İsrail ve Yahudilere yönelik “Siyonizm” üzerinden çok ağır laflar ettiği Danimarka’dan dönüşte uçağının tekeri Türkiye topraklarına basar basmaz “Siyonizm konusunda yanlış anlaşıldım” diyen kimdi? İnce sorularına devam ediyor: Mavi Marmara baskınında vatandaşlarımız hayatını yitirirken, üç şartımız vardı; İsrail özür dileyecek, tazminat ödeyecek ve Gazze’ye abluka kalkacaktı. Bunlardan tazminat konusunu kabul etmeyen ailelerle ilgili sıkıntı çıktı (son görüşmelerde Türkiye-İsrail 20 milyon dolar tazminat üzerinde anlaştı). Peki, özür nasıl dilendi? Obama’nın yanından telefonla arandı ve özür dilendi deniyor. Bu ses kaydını duyan var mı? Bu özrü gören var mı? Bu nasıl bir özürdür? Dünya diplomasi tarihinde böyle bir özür var mı?

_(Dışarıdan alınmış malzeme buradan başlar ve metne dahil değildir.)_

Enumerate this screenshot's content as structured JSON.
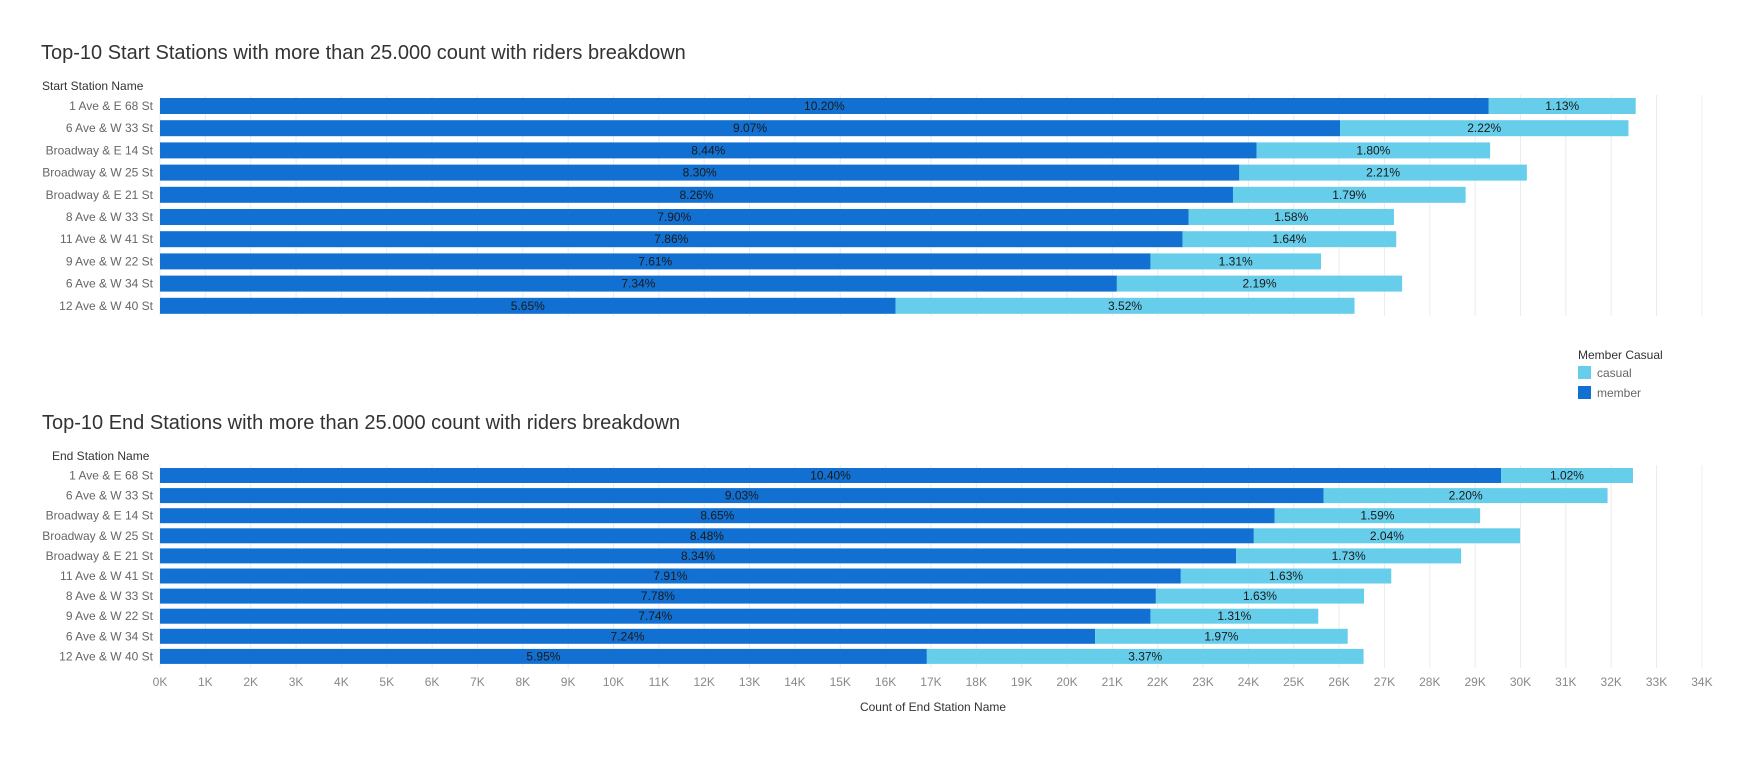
{
  "colors": {
    "member": "#1170d1",
    "casual": "#66cdeb"
  },
  "legend": {
    "title": "Member Casual",
    "items": [
      {
        "label": "casual",
        "color_key": "casual"
      },
      {
        "label": "member",
        "color_key": "member"
      }
    ]
  },
  "x_axis": {
    "title": "Count of End Station Name",
    "ticks": [
      "0K",
      "1K",
      "2K",
      "3K",
      "4K",
      "5K",
      "6K",
      "7K",
      "8K",
      "9K",
      "10K",
      "11K",
      "12K",
      "13K",
      "14K",
      "15K",
      "16K",
      "17K",
      "18K",
      "19K",
      "20K",
      "21K",
      "22K",
      "23K",
      "24K",
      "25K",
      "26K",
      "27K",
      "28K",
      "29K",
      "30K",
      "31K",
      "32K",
      "33K",
      "34K"
    ]
  },
  "chart_data": [
    {
      "type": "bar",
      "orientation": "horizontal",
      "stacked": true,
      "title": "Top-10 Start Stations with more than 25.000 count with riders breakdown",
      "ylabel": "Start Station Name",
      "xlim": [
        0,
        34000
      ],
      "categories": [
        "1 Ave & E 68 St",
        "6 Ave & W 33 St",
        "Broadway & E 14 St",
        "Broadway & W 25 St",
        "Broadway & E 21 St",
        "8 Ave & W 33 St",
        "11 Ave & W 41 St",
        "9 Ave & W 22 St",
        "6 Ave & W 34 St",
        "12 Ave & W 40 St"
      ],
      "series": [
        {
          "name": "member",
          "values": [
            29300,
            26020,
            24180,
            23800,
            23660,
            22680,
            22550,
            21840,
            21100,
            16220
          ],
          "labels": [
            "10.20%",
            "9.07%",
            "8.44%",
            "8.30%",
            "8.26%",
            "7.90%",
            "7.86%",
            "7.61%",
            "7.34%",
            "5.65%"
          ]
        },
        {
          "name": "casual",
          "values": [
            3240,
            6360,
            5150,
            6340,
            5130,
            4530,
            4710,
            3760,
            6290,
            10120
          ],
          "labels": [
            "1.13%",
            "2.22%",
            "1.80%",
            "2.21%",
            "1.79%",
            "1.58%",
            "1.64%",
            "1.31%",
            "2.19%",
            "3.52%"
          ]
        }
      ]
    },
    {
      "type": "bar",
      "orientation": "horizontal",
      "stacked": true,
      "title": "Top-10 End Stations with more than 25.000 count with riders breakdown",
      "ylabel": "End Station Name",
      "xlabel": "Count of End Station Name",
      "xlim": [
        0,
        34000
      ],
      "categories": [
        "1 Ave & E 68 St",
        "6 Ave & W 33 St",
        "Broadway & E 14 St",
        "Broadway & W 25 St",
        "Broadway & E 21 St",
        "11 Ave & W 41 St",
        "8 Ave & W 33 St",
        "9 Ave & W 22 St",
        "6 Ave & W 34 St",
        "12 Ave & W 40 St"
      ],
      "series": [
        {
          "name": "member",
          "values": [
            29570,
            25660,
            24580,
            24120,
            23730,
            22510,
            21960,
            21840,
            20620,
            16910
          ],
          "labels": [
            "10.40%",
            "9.03%",
            "8.65%",
            "8.48%",
            "8.34%",
            "7.91%",
            "7.78%",
            "7.74%",
            "7.24%",
            "5.95%"
          ]
        },
        {
          "name": "casual",
          "values": [
            2910,
            6260,
            4530,
            5870,
            4960,
            4640,
            4590,
            3700,
            5570,
            9630
          ],
          "labels": [
            "1.02%",
            "2.20%",
            "1.59%",
            "2.04%",
            "1.73%",
            "1.63%",
            "1.63%",
            "1.31%",
            "1.97%",
            "3.37%"
          ]
        }
      ]
    }
  ]
}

Bir taraftan topluma nefret tohumları ekme pahasına iç kamuoyunda İsrail karşıtlığı üzerinden siyasi rant devşirmeye çalışılırken, bir taraftan da 13 Şubat 2009’da Millî Eğitim Bakanı Hüseyin Çelik imzasıyla bütün okullara bir genelge gönderilerek “İsrail mallarını boykot etmeyin” deniliyordu. İnce sorularını Suriye sınırındaki mayınlı arazilerin İsrail’e verileceğine dair iddialardan, Kürecik’teki radar istasyonunun İsrail’e hizmet edeceği iddialarına varıncaya kadar sıralıyordu. İnce’nin “İsrail, Suriye uçaklarını vurmak için Türkiye hava sahasını kullandı mı? Türkiye, İsrail uçaklarına yakıt sağlayan bir ülke midir? Amerika Birleşik Devletleri’nde Yahudi lobilerinden Davut Yıldızı’nı alan dünyadaki tek Müslüman kimdir?” şeklinde soruları da vardı.

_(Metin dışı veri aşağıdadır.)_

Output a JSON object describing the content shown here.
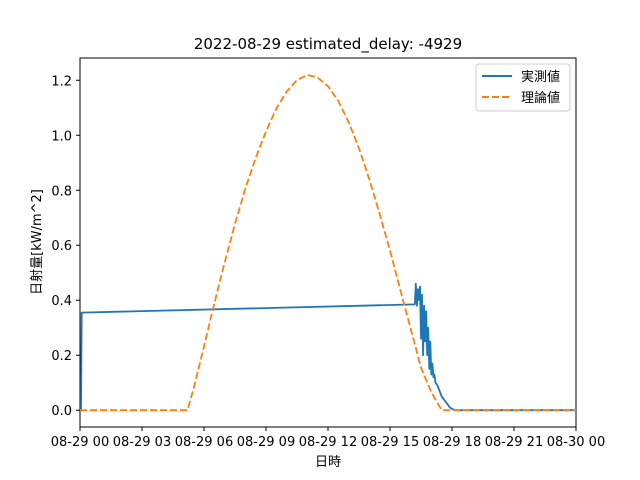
{
  "chart_data": {
    "type": "line",
    "title": "2022-08-29 estimated_delay: -4929",
    "xlabel": "日時",
    "ylabel": "日射量[kW/m^2]",
    "xlim": [
      0,
      24
    ],
    "ylim": [
      -0.061,
      1.281
    ],
    "x_ticks": [
      0,
      3,
      6,
      9,
      12,
      15,
      18,
      21,
      24
    ],
    "x_tick_labels": [
      "08-29 00",
      "08-29 03",
      "08-29 06",
      "08-29 09",
      "08-29 12",
      "08-29 15",
      "08-29 18",
      "08-29 21",
      "08-30 00"
    ],
    "y_ticks": [
      0.0,
      0.2,
      0.4,
      0.6,
      0.8,
      1.0,
      1.2
    ],
    "y_tick_labels": [
      "0.0",
      "0.2",
      "0.4",
      "0.6",
      "0.8",
      "1.0",
      "1.2"
    ],
    "legend_position": "top-right",
    "grid": false,
    "series": [
      {
        "name": "実測値",
        "color": "#1f77b4",
        "style": "solid",
        "x": [
          0,
          0.05,
          0.08,
          16.2,
          16.25,
          16.3,
          16.35,
          16.4,
          16.45,
          16.5,
          16.55,
          16.6,
          16.65,
          16.7,
          16.75,
          16.8,
          16.85,
          16.9,
          16.95,
          17.0,
          17.05,
          17.1,
          17.15,
          17.2,
          17.3,
          17.4,
          17.5,
          17.6,
          17.7,
          17.8,
          17.9,
          18.0,
          18.1,
          18.2,
          18.3,
          18.5,
          19.0,
          24.0
        ],
        "y": [
          0.0,
          0.0,
          0.355,
          0.385,
          0.46,
          0.38,
          0.44,
          0.4,
          0.45,
          0.26,
          0.42,
          0.2,
          0.38,
          0.25,
          0.36,
          0.2,
          0.3,
          0.15,
          0.25,
          0.13,
          0.17,
          0.12,
          0.13,
          0.1,
          0.09,
          0.07,
          0.05,
          0.04,
          0.03,
          0.02,
          0.01,
          0.005,
          0.002,
          0.0,
          0.0,
          0.0,
          0.0,
          0.0
        ]
      },
      {
        "name": "理論値",
        "color": "#ff7f0e",
        "style": "dashed",
        "x": [
          0,
          5.2,
          5.5,
          6.0,
          6.5,
          7.0,
          7.5,
          8.0,
          8.5,
          9.0,
          9.5,
          10.0,
          10.5,
          11.0,
          11.5,
          12.0,
          12.5,
          13.0,
          13.5,
          14.0,
          14.5,
          15.0,
          15.5,
          16.0,
          16.5,
          17.0,
          17.5,
          18.0,
          18.5,
          18.8,
          24
        ],
        "y": [
          0.0,
          0.0,
          0.08,
          0.232,
          0.388,
          0.538,
          0.678,
          0.806,
          0.918,
          1.014,
          1.097,
          1.159,
          1.201,
          1.219,
          1.21,
          1.178,
          1.125,
          1.047,
          0.953,
          0.84,
          0.714,
          0.581,
          0.438,
          0.296,
          0.155,
          0.066,
          0.0,
          0.0,
          0.0,
          0.0,
          0.0
        ]
      }
    ]
  }
}
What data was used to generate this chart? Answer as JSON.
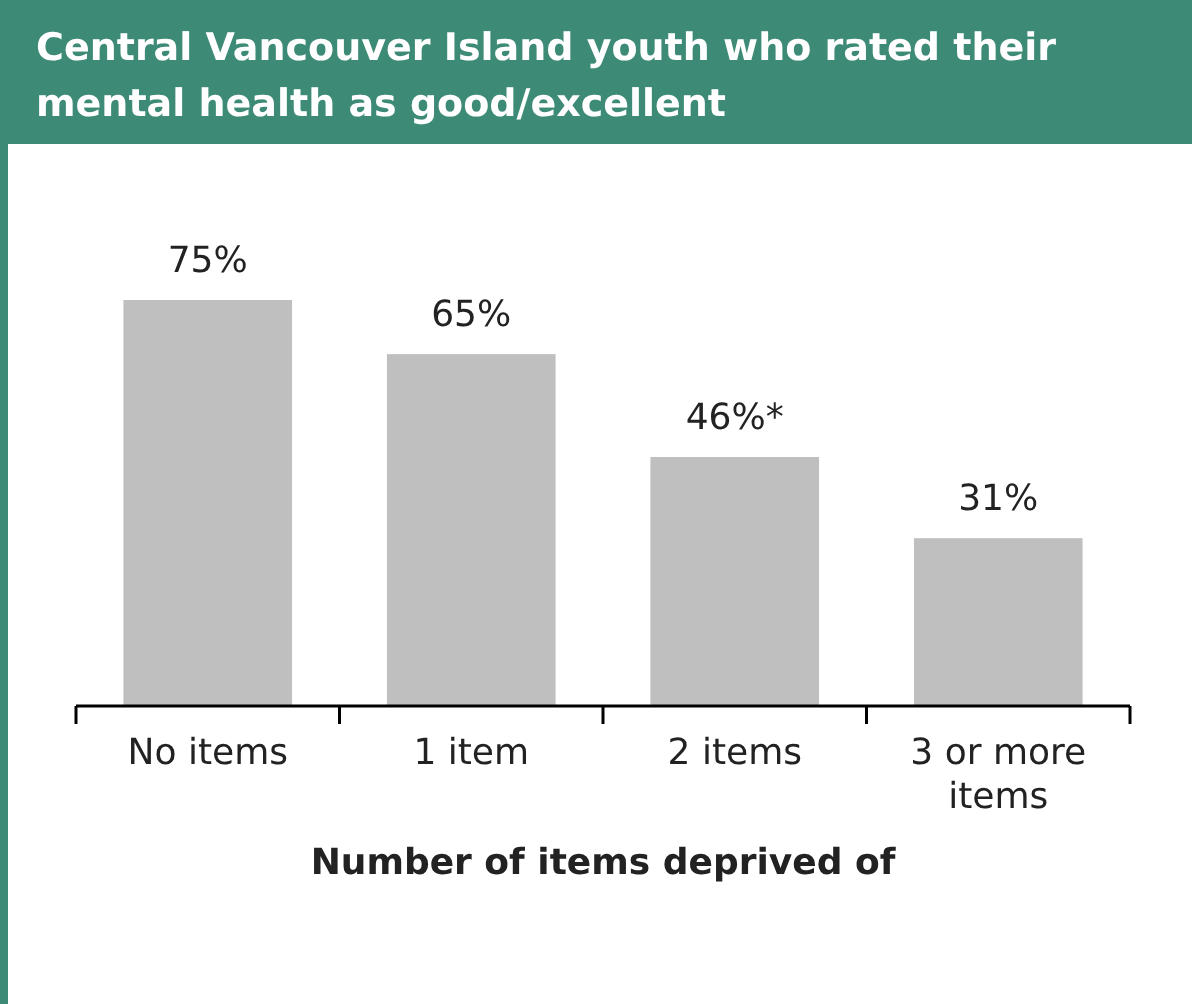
{
  "chart_data": {
    "type": "bar",
    "title": "Central Vancouver Island youth who rated their mental health as good/excellent",
    "xlabel": "Number of items deprived of",
    "categories": [
      "No items",
      "1 item",
      "2 items",
      "3 or more items"
    ],
    "values": [
      75,
      65,
      46,
      31
    ],
    "color": "#bfbfbf",
    "data_labels": true,
    "value_labels": [
      "75%",
      "65%",
      "46%*",
      "31%"
    ]
  }
}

İnce, Erdoğan’ın “Gazze’ye ziyaret” çelişkisini de kronolojik olarak gündeme getiriyordu. Erdoğan, 23 Mart 2013’te “Nisan’da Gazze’ye gideceğim” demişti. 14 Nisan 2013’te ufak bir değişiklik yapıp “Tarih kesinleşti. Mayıs sonu gibi Gazze’ye gideceğim” demişti. 21 Nisan 2013’e gelindiğinde ABD Dışişleri Bakanı Kerry “Erdoğan’a Gazze’ye gitme” dediğini duyurmuş, Erdoğan’ın buna cevabı ta 14 Mayıs 2013’te gelmişti: “Kerry'nin demeci hiç şık değil, Haziran’da Gazze’ye gideceğim.” 18 Mayıs 2013’te de bu vaadini tekrarlamış ve “Haziran’da Gazze’deyim” demişti. 2016’ya sadece günlerin kaldığı şu dönemde Gazze hala Erdoğan’ı bekliyor(!)

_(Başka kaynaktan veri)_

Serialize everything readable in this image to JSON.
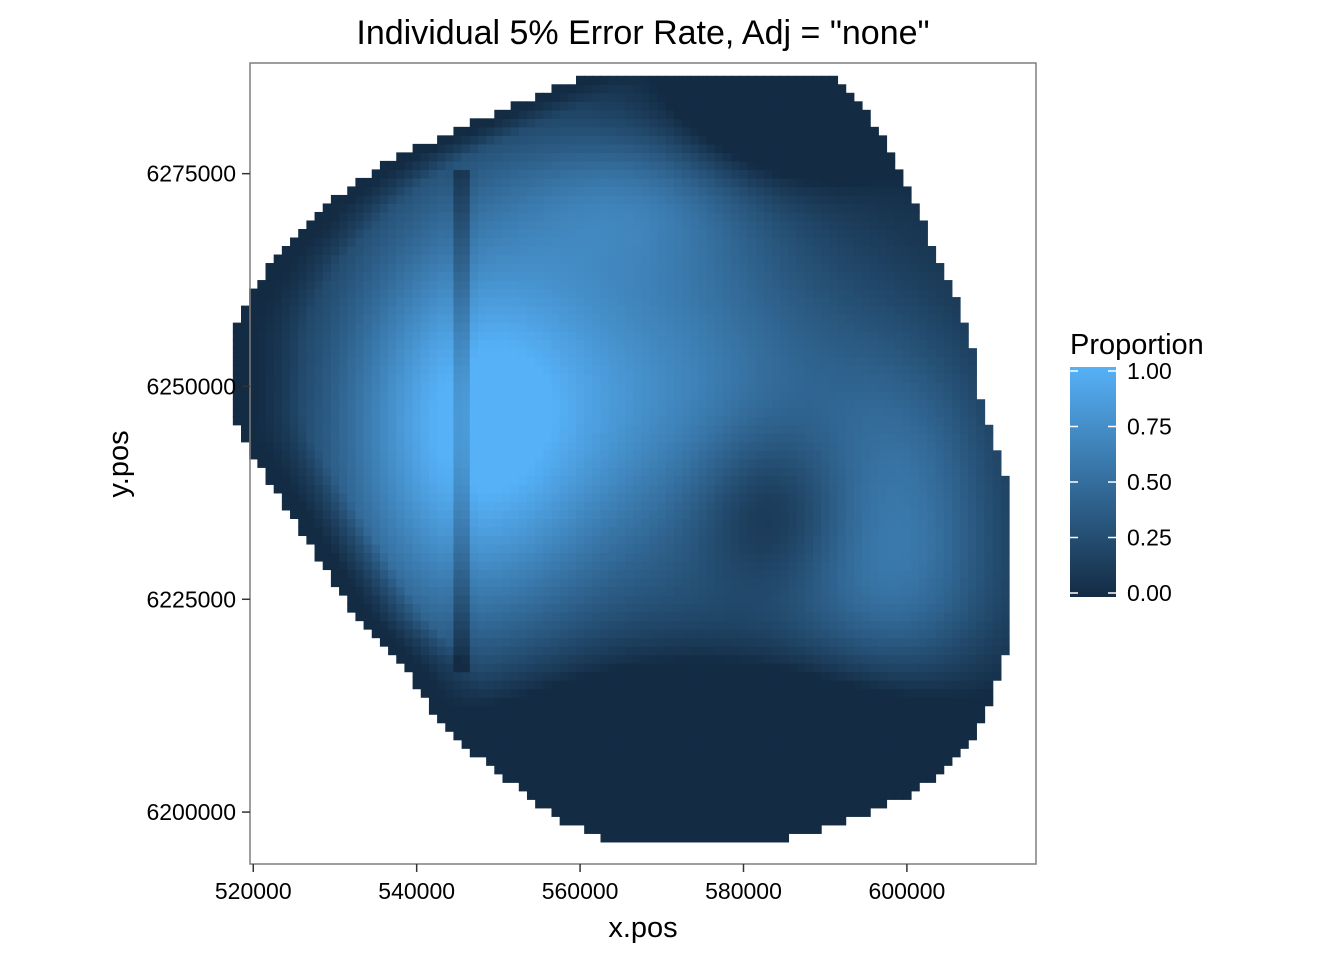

“İsrail ile asla dost olmayacağız” sözlerine de “Gazze’ye gideceğim” sözü kadar sadık kalan Erdoğan, seçimler öncesinde İsrail karşıtı söylemleriyle kitlesinden oy toplayan AKP hükümetinin “İsrail devleti Türkiye’nin dostudur” noktasına gelmesi sayesinde 2013’ten bu yana bir türlü gerçekleştiremediği Gazze ziyaretini gerçekleştirme imkanı da belki bulur. Tabii Gazzelilerin bu kadar radikal dönüşlerden başları dönmez, o baş dönmesiyle mideleri bulanmaz, hissiyatları utançla acımak arasında gidip gelip tiksinti duymazlarsa.